11-10-2022 11:50 AM
Hello,
We have been plagued for some time now with what seems like random occurrences with full dataplane loss on our cEdge devices.
All of these devices have MPLS connections as well as Broadband connections as primary transports with LTE configured as last resort.
We are often getting calls from remote sites stating they cannot reach anything. After my 1st level team tinkers for a bit and unplugs the wired WAN transports, eventually the site comes up on LTE and I can check logs. What I have been seeing is that out of nowhere there are messages that ALL BFD SESSIONS ARE LOST and trying to revert to Last Resort via LTE. Often the LTE does not pick up either until both the wired transports are disconnected.
I thought at first it may have been related to excessive packet loss as I see alot of anti-replay errors in the logs as well, typically over MPLS, however I see no indication otherwise of carrier issues. I can typically ping the PE fine with no loss, vManage is not recording any loss, and there is the fact that the transports are over different mediums most of the time (Fiber and Coax). We primarily steer RTP/VOIP traffic over MPLS and MSOffice traffic over Broadband, and everything else load balances to my understanding looking at our policies.
Looking at control connection history I can clearly see where the drops happen and the local reason states there is a vSmart timeout detected and no remote error. So does this mean the cEdge device is responsible for the drops?
Any idea what other items I can look for?
11-10-2022 01:46 PM
11-14-2022 05:53 AM
Thank you. I looked over the document and while the commands are different or not avail on Cisco, it gives me another set of things to look at.
I had an open case with Cisco that I was waiting on them to get on the phone and troubleshoot with me. After a few hours of review, we were inconclusive of what was causing the issue.
The current device I was using for troubleshooting is on 17.05.01a. I did not see any bug reports related to this issue.
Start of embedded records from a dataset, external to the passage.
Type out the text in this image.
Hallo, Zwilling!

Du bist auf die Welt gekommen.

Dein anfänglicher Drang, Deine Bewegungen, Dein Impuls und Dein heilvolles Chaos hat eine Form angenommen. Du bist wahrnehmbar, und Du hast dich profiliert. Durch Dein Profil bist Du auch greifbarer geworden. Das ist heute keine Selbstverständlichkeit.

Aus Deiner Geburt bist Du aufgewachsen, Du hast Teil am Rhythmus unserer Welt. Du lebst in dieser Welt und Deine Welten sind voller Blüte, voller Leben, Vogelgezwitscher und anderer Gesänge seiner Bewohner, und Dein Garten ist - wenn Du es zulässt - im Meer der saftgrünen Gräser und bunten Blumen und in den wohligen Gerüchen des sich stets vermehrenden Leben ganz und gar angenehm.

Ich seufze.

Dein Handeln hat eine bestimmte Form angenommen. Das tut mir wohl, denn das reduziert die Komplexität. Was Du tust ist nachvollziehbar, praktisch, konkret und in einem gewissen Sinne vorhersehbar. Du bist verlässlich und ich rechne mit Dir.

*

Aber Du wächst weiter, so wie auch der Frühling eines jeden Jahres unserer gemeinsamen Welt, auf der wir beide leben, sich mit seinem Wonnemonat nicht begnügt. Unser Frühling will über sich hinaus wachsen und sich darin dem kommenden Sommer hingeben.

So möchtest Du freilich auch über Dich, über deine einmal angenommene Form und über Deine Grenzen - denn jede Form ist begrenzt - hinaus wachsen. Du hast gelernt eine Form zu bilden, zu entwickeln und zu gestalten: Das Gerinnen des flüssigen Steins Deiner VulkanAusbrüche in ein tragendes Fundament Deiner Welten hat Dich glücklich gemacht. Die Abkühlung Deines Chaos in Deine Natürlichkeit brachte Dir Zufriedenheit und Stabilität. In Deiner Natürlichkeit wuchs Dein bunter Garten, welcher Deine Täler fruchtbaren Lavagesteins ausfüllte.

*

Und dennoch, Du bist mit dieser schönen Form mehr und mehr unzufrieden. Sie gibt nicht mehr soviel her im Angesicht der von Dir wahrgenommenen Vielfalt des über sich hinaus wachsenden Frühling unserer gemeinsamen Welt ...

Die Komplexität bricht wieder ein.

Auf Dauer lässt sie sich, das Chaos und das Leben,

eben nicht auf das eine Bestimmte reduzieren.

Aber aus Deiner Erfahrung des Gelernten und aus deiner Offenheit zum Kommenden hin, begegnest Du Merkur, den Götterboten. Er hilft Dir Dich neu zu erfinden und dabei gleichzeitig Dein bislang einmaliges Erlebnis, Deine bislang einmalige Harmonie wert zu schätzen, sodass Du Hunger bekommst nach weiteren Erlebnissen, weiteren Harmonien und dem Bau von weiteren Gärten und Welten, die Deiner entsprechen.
Some things that I have noticed with our SDWAN environment that may or may not be related is that when there may be some problems with the Public internet circuits, is when we see control connection/bfd session issues and the devices go offline. Instead of keeping the traffic flowing through the MPLS circuits, things just go haywire and all dataplane traffic stops it seems.
I have also noticed a trend on these devices that there are quite a bit of ipsec anti replay errors. I am not sure if this is related to packetloss or QOS'ing reordering the packets?
11-16-2022 07:24 AM
I performed some additional recon and it appears the sites I am seeing this phenomena, both carriers happen to be using the same last mile fiber. So this explains why both wired transport connections have issues and we see BFD sessions just drop.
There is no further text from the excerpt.